Dengan kata lain, sejak abad-abad awal Islam, ijma dan qiyas telah menjadi instrumen vital dalam penetapan hukum.
Kritik dan Relevansi di Era Modern
Memasuki era modern, sebagian kalangan mempertanyakan relevansi ijma dan qiyas. Mereka menilai, di era globalisasi dan digitalisasi, sulit membayangkan terjadinya ijma global. Siapa yang berhak mewakili “konsensus” umat Islam? Ulama di Mesir, Indonesia, atau Arab Saudi? Apalagi, otoritas keagamaan kini sangat terfragmentasi.
Meski demikian, ijma tetap relevan sebagai ideal kolektif yang menjaga stabilitas hukum Islam. Kita melihat contohnya pada fatwa MUI tentang haramnya riba yang sejalan dengan keputusan Majma’ al-Fiqh al-Islami di Jeddah. Konsensus semacam ini, meskipun tidak selalu sempurna, menunjukkan bahwa ijma masih hidup.
Adapun qiyas, justru makin penting di era modern.
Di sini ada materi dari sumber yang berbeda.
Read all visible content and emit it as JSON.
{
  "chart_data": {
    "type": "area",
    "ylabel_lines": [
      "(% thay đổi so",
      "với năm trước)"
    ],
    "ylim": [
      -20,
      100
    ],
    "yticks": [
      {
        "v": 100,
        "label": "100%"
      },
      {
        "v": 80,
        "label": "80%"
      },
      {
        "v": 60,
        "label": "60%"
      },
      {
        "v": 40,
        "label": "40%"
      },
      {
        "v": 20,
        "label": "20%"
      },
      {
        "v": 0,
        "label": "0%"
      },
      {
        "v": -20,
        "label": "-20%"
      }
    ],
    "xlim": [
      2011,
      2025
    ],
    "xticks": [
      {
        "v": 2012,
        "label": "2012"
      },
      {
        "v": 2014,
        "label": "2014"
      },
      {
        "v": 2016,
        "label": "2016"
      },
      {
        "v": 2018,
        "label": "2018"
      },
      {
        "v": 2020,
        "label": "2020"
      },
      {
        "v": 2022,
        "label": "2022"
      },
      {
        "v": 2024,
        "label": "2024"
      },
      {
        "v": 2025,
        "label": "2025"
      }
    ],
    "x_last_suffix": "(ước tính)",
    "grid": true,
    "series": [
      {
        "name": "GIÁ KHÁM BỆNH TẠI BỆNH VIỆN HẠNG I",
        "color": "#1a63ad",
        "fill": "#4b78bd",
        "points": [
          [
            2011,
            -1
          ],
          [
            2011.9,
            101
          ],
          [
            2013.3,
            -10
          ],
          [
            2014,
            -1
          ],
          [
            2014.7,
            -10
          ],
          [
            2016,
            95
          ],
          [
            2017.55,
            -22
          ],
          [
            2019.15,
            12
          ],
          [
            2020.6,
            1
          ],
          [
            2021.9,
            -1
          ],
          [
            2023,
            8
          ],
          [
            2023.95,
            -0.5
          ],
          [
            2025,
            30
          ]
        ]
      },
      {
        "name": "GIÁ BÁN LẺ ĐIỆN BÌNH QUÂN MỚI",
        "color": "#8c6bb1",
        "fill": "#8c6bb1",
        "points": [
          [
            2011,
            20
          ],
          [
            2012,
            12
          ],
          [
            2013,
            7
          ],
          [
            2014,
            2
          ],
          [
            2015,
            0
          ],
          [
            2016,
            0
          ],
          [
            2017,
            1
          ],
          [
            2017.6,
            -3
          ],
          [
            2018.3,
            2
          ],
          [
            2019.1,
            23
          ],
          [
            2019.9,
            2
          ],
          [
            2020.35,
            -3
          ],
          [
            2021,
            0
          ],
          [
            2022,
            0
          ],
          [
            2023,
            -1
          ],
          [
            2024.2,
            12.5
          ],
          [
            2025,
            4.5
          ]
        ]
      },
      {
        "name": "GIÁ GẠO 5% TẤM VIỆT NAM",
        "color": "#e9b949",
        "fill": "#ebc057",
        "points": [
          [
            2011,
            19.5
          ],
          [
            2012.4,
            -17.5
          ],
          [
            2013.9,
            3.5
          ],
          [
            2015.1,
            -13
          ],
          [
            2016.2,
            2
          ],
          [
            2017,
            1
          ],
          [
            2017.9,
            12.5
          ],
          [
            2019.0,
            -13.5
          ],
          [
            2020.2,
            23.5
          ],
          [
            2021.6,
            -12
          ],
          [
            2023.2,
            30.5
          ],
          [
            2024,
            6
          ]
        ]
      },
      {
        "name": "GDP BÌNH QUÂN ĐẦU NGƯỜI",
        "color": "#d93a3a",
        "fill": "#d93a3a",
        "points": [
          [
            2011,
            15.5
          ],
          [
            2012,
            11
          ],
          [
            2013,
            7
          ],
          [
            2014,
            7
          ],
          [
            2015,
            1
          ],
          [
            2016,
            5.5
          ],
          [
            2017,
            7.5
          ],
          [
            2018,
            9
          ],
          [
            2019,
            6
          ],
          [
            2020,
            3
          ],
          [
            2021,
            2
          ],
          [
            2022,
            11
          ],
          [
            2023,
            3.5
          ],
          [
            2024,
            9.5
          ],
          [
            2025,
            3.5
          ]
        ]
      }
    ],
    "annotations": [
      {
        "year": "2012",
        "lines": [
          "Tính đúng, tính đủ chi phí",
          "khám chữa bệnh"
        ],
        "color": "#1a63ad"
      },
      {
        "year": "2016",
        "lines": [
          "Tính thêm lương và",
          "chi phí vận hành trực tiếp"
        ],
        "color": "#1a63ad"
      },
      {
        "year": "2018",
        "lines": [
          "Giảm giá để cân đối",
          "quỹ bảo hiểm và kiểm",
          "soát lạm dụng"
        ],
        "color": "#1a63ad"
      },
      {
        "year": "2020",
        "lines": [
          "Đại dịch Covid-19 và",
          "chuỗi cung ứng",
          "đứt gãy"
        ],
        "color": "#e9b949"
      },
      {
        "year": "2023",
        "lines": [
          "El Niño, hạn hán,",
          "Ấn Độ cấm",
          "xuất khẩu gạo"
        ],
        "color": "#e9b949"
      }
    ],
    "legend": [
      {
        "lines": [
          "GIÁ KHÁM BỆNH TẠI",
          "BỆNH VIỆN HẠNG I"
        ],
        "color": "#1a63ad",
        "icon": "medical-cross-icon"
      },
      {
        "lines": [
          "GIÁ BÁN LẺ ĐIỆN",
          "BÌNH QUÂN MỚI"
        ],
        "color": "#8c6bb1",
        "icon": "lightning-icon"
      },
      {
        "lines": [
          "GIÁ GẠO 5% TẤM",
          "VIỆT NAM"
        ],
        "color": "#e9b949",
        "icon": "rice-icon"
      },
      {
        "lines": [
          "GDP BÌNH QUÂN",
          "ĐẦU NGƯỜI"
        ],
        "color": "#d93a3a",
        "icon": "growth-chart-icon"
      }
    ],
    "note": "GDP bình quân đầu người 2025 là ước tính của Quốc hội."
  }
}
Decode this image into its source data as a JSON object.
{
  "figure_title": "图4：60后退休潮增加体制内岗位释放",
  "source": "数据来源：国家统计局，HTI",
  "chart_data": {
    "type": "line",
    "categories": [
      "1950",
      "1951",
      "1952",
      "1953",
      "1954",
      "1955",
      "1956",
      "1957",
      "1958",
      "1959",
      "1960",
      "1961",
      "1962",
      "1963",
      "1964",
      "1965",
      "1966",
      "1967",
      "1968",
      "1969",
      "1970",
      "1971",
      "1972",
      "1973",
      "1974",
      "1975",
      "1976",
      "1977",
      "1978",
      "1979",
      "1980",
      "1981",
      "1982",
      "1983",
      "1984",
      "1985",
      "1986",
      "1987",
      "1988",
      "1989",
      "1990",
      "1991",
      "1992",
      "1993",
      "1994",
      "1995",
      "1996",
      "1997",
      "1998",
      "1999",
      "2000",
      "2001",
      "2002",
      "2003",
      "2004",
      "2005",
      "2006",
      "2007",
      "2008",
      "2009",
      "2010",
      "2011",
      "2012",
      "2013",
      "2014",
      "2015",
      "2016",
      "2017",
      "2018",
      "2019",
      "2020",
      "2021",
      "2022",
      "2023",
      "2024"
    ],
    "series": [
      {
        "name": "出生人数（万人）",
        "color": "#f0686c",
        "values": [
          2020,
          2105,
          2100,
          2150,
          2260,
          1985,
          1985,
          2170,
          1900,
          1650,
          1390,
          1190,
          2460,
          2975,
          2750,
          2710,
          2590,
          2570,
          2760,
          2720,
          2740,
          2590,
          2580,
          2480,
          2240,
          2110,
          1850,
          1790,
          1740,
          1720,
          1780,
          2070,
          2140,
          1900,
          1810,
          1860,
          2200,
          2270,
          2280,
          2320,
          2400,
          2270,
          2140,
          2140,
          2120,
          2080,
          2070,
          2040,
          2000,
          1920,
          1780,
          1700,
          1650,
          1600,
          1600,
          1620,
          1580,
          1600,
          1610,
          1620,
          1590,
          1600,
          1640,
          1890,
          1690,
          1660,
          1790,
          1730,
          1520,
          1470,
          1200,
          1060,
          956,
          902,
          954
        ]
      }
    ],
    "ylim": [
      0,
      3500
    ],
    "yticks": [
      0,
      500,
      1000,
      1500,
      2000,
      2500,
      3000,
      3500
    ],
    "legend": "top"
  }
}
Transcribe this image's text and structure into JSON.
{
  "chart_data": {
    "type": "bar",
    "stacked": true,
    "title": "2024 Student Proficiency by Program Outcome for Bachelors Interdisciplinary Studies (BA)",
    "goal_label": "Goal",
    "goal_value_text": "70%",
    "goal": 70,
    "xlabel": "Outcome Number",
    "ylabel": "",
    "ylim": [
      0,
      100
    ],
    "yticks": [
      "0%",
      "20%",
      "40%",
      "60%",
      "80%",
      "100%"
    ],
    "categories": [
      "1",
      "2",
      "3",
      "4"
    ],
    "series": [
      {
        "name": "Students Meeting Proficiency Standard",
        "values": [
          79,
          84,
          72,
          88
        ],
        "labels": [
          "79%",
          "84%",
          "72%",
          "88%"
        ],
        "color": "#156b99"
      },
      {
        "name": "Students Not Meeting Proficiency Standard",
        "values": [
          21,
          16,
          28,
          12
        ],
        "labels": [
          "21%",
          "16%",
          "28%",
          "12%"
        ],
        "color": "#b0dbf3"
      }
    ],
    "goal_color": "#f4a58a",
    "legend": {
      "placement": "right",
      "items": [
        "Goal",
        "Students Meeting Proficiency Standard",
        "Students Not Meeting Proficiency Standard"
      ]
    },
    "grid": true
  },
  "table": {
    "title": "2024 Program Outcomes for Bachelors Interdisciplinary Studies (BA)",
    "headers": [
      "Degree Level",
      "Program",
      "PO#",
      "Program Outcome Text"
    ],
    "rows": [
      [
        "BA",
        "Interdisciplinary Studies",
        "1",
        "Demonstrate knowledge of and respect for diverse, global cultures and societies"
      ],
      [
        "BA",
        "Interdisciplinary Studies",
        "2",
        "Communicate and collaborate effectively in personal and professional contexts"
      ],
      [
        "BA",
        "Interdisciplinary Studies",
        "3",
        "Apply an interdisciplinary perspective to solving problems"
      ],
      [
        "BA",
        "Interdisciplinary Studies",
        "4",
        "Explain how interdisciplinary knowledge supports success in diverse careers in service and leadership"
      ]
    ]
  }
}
Ia memungkinkan para fuqaha melakukan analogi hukum atas persoalan baru. Misalnya, larangan minuman beralkohol di-qiyas-kan terhadap narkoba karena sama-sama memabukkan. Dengan cara serupa, ulama kini berusaha meng-qiyas-kan transaksi digital dengan akad-akad klasik, agar sesuai dengan prinsip syariah.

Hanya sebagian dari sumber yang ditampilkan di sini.